In many ways, this museum shines because of its simplicity. Five parallel bays made of simple barrel arches covered in the same pale stone fades to a quiet background. The form feels easy and overt. It doesn’t require puzzling or thinking, but shines in its honesty. What is left is brilliant modern works, most of them in steel and iron that wrap around and twist into their own figures.
Piano’s concept was a “museum without a roof.” Although this occurs obviously on the outside, it happens inside too. As you stare up at what could have been an actual ceiling but is instead just glass (supposedly a suggestion by one of Nasher’s daughters, so bravo to her), you also think of the lack of roof.
But that fading, happens with the walls too. The end walls are glass and invite the indoors in. The interior walls fade in their simplicity. He is able to accomplish this through transparency and simplicity. Your eye is always being driven towards the outdoors. Driven to the rising sculptures of trees intermixed with huge works that defy common thoughts of gravity. So although Piano might have been working towards a museum without a roof, he, like the sculpture inside the building, works in the round.
At first imagining, the garden was hilly and pocketed. Piano suggested the drawing of lines or the creating of allees that you see featured today. If anything, these path help reinforce the idea of the building. They guide but are not overt. They too are a backdrop.
The city noise and the frenetic rush of people and traffic is removed. The garden lazes behind some thick walls with some strategically placed fountains and windows. More than 90 trees are placed amidst 25 huge pieces of sculpture that rotate throughout the year. The word oasis was made for a space like this.
Unfortunately, in this case, it’s central location has caused problems too. An adjacent 42 story tower has been reflecting some serious glare into the museum’s windows since 2012, potentially damaging the art. Although a long dispute has continued to try to fix the problem, no solution was ever reached. This has required the museum to utilize extra shading devices at times, deeply damaging the concept of Piano’s whole idea. Although some hope that the tower will take measures to reduce the glare, that hasn’t seemed to occur yet.

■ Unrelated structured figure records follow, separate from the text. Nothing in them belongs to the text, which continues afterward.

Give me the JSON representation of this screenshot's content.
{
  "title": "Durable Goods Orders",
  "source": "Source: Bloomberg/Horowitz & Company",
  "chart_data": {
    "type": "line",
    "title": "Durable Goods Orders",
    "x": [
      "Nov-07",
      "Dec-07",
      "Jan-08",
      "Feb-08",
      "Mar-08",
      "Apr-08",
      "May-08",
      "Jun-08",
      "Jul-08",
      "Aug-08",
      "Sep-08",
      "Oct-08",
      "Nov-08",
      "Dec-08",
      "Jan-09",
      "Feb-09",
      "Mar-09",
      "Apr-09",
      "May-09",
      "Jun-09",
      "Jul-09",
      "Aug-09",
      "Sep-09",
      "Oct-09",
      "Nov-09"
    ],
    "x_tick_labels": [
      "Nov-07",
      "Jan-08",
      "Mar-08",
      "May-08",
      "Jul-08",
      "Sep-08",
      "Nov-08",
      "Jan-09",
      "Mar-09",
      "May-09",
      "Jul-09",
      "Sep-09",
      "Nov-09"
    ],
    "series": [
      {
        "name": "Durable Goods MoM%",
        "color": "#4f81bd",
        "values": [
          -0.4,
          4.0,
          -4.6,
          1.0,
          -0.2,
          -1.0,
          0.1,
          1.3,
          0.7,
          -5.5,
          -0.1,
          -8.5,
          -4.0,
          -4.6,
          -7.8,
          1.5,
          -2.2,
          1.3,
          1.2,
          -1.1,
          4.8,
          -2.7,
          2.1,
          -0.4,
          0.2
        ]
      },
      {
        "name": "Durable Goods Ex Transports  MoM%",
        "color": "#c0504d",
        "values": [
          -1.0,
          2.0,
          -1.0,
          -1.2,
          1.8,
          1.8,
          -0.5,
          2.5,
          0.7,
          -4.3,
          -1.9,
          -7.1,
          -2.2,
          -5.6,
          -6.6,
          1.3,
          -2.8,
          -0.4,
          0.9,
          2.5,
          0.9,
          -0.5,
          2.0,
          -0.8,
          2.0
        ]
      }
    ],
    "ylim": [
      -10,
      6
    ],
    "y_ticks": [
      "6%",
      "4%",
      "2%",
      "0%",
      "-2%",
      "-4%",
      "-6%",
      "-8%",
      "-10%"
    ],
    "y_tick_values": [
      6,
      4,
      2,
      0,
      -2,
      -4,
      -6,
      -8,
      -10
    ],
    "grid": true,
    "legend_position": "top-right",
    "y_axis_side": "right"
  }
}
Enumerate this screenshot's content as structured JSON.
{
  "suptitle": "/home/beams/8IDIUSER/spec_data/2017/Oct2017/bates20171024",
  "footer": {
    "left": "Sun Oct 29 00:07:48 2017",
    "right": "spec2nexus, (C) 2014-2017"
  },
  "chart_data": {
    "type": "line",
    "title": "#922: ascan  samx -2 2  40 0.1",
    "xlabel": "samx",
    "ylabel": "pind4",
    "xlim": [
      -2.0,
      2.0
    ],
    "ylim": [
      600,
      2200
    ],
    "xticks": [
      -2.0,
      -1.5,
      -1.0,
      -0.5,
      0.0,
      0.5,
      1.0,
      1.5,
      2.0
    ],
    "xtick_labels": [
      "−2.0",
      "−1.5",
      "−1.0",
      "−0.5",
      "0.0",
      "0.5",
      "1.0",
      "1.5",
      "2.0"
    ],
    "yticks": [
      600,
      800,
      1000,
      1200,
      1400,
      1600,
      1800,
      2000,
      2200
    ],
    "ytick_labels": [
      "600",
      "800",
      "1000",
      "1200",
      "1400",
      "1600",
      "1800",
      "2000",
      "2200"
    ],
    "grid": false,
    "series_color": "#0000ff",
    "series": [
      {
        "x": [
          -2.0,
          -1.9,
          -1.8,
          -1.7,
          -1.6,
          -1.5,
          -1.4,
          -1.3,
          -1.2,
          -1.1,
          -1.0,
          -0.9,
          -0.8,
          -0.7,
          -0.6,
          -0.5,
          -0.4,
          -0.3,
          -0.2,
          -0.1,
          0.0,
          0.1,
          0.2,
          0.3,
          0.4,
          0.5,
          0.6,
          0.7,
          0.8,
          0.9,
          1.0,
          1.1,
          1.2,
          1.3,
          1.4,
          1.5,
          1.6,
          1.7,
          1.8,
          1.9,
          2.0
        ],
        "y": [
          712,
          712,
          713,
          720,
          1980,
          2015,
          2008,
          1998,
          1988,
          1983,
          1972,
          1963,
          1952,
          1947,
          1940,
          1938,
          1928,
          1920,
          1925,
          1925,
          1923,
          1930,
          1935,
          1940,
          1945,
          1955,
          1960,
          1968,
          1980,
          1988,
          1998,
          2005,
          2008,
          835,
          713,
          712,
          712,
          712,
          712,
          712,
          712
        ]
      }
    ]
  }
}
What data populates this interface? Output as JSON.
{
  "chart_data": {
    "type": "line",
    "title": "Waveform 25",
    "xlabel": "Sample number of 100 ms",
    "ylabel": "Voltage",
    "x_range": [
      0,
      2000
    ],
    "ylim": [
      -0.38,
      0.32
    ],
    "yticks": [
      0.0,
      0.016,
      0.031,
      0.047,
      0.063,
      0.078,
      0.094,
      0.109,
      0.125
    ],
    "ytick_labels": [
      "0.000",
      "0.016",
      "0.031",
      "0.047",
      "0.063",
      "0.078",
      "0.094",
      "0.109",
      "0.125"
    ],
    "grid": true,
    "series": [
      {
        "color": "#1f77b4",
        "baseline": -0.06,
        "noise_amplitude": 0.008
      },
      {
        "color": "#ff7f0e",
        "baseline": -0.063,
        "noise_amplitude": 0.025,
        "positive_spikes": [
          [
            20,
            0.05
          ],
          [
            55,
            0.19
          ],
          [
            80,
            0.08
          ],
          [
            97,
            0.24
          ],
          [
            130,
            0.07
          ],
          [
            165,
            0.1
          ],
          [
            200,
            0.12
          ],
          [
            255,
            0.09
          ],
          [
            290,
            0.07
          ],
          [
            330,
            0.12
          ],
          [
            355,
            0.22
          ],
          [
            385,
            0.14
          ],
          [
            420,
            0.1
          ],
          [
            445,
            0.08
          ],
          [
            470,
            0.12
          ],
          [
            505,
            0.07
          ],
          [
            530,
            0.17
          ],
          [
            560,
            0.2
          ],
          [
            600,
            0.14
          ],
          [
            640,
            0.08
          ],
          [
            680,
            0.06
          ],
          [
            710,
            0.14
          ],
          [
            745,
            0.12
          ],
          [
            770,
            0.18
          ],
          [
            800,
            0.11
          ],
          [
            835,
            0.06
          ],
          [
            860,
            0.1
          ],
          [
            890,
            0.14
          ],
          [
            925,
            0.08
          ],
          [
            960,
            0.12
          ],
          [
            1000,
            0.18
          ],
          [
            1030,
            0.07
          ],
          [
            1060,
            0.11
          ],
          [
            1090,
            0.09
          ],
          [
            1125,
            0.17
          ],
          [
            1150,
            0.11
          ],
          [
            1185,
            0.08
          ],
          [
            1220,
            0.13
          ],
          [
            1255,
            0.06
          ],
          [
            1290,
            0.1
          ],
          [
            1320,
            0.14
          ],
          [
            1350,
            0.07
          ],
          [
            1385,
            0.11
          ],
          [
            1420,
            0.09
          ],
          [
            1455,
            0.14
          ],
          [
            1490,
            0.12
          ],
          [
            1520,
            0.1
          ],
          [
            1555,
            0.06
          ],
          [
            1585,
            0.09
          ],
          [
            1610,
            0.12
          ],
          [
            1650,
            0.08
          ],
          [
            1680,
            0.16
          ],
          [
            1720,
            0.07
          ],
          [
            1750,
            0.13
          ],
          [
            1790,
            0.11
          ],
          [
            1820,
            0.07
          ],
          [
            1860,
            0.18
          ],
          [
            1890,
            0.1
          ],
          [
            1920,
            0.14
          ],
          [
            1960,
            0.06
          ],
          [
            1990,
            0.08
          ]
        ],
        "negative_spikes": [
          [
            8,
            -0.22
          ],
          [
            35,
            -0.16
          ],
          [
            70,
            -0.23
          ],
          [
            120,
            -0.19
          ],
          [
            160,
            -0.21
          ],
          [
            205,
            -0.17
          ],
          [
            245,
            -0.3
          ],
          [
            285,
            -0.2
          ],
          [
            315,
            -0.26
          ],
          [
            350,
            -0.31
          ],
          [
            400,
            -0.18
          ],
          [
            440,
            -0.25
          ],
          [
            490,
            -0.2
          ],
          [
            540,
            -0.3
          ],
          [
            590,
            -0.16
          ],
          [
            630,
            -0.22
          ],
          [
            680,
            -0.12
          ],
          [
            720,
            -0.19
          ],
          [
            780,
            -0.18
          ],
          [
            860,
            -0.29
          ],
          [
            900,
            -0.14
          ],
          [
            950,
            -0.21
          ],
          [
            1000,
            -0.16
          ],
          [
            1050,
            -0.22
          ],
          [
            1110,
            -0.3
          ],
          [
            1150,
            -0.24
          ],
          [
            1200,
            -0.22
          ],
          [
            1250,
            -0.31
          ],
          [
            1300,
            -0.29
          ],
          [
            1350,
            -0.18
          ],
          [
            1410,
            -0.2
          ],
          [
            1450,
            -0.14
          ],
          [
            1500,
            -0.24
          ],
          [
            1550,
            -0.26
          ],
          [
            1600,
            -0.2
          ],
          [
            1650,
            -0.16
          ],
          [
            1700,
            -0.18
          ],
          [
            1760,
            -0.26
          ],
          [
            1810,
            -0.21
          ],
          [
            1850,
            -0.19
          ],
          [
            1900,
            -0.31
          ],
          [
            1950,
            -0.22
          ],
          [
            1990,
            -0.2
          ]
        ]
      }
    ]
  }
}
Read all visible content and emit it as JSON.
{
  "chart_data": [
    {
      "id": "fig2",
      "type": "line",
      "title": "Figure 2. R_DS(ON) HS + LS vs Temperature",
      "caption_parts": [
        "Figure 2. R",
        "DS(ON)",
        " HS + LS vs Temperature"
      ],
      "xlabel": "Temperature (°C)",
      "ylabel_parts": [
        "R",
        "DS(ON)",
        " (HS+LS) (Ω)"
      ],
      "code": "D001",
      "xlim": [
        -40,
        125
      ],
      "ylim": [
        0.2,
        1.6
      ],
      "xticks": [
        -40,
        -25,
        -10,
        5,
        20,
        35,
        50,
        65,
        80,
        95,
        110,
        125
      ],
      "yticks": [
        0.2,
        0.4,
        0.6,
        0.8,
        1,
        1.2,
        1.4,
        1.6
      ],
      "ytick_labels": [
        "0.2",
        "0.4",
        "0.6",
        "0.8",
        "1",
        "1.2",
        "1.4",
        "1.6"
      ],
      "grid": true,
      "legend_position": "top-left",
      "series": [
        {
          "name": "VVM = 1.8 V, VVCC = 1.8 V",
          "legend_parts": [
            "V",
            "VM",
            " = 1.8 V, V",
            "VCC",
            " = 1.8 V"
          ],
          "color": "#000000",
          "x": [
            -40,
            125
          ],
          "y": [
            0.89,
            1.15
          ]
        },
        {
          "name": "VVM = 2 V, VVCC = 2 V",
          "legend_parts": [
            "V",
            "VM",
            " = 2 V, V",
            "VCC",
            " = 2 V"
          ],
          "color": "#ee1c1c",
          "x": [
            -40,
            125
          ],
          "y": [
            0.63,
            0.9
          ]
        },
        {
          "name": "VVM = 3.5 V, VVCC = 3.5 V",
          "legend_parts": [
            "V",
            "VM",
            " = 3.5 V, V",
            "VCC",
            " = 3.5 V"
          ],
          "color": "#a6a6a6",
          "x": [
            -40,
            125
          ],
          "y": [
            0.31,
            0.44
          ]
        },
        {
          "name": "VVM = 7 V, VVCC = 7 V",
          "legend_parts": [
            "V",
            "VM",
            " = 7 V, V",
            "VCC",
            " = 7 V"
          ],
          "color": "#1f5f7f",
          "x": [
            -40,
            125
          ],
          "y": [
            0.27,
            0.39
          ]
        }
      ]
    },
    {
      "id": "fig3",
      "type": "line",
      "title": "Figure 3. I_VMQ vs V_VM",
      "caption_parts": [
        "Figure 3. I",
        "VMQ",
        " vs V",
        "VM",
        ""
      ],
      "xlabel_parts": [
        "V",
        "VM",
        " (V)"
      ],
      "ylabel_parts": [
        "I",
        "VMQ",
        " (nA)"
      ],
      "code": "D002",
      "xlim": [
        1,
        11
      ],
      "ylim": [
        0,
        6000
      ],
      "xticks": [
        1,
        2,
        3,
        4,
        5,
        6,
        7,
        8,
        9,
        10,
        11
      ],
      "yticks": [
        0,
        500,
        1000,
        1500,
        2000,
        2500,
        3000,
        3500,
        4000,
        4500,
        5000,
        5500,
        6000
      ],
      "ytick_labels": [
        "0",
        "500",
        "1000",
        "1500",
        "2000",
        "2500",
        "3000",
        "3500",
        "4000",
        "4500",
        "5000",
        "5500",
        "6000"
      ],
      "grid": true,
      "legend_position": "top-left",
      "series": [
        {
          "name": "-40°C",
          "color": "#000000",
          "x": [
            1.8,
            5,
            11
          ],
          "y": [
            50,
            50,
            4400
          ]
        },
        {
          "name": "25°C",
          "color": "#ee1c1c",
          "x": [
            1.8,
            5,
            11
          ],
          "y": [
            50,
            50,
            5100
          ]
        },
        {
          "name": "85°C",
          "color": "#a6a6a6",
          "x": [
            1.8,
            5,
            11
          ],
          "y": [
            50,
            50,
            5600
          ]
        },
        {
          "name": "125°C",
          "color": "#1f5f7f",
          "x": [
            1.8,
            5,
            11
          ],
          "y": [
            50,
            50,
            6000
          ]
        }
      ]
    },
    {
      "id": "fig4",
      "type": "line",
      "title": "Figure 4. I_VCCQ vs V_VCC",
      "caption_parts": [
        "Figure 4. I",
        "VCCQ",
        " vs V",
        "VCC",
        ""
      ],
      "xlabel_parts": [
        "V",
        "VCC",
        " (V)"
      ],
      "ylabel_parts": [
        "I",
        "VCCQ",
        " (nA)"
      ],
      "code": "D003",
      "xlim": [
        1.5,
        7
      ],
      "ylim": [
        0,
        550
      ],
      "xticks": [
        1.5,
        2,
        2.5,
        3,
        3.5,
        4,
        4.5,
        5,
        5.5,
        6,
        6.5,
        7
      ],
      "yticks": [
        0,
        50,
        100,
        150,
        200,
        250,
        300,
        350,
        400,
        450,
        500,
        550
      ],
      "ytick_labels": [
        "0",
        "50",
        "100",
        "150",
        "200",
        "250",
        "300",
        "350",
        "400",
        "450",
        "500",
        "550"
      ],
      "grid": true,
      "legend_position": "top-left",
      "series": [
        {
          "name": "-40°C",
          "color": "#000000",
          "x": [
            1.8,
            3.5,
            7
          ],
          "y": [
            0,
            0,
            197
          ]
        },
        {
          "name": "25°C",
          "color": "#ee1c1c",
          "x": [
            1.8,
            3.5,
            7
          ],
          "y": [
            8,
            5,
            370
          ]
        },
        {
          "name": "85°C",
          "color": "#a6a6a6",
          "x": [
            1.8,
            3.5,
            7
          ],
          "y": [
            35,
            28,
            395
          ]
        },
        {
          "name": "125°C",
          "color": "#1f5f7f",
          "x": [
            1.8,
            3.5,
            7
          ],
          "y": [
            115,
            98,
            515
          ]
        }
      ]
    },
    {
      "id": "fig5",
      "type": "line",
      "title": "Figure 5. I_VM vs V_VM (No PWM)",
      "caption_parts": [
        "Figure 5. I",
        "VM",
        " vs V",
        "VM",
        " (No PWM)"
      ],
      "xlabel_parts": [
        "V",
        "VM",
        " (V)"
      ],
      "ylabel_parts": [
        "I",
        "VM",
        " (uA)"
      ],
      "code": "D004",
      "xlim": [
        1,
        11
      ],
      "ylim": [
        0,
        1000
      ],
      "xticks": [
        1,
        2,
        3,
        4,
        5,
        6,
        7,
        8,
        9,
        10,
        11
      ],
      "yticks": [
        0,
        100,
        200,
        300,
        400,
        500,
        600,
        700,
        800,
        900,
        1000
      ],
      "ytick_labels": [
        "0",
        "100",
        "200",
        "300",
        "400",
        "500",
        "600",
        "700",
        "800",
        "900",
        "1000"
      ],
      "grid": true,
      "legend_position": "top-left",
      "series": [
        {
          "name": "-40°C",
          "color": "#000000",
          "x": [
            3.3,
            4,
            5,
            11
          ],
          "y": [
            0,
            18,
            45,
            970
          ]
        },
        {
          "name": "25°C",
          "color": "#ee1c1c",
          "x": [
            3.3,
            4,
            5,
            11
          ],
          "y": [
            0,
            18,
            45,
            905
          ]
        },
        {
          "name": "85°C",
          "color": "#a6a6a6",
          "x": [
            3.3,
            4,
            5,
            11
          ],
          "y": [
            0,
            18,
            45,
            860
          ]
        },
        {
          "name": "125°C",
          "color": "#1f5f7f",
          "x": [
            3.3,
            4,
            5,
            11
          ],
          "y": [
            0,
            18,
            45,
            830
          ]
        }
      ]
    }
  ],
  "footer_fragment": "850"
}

You might be wondering why this is even a problem. Doesn’t the sunshade block all the direct light? But the problem is in the direction. The glare comes from the North. Loved because it is essentially always reflected, North light doesn’t have the same intensity. Museums love it because it is also even and not as colored throughout the day. The sunshade allowed this North light and now allows the glare. All kinds of suggestions were made from reflectance films on the windows to a free standing sun shade (which is nuts, look at this thing!). Let’s just keep our fingers crossed they come up with some solution.
Because the Nasher Museum is worth it.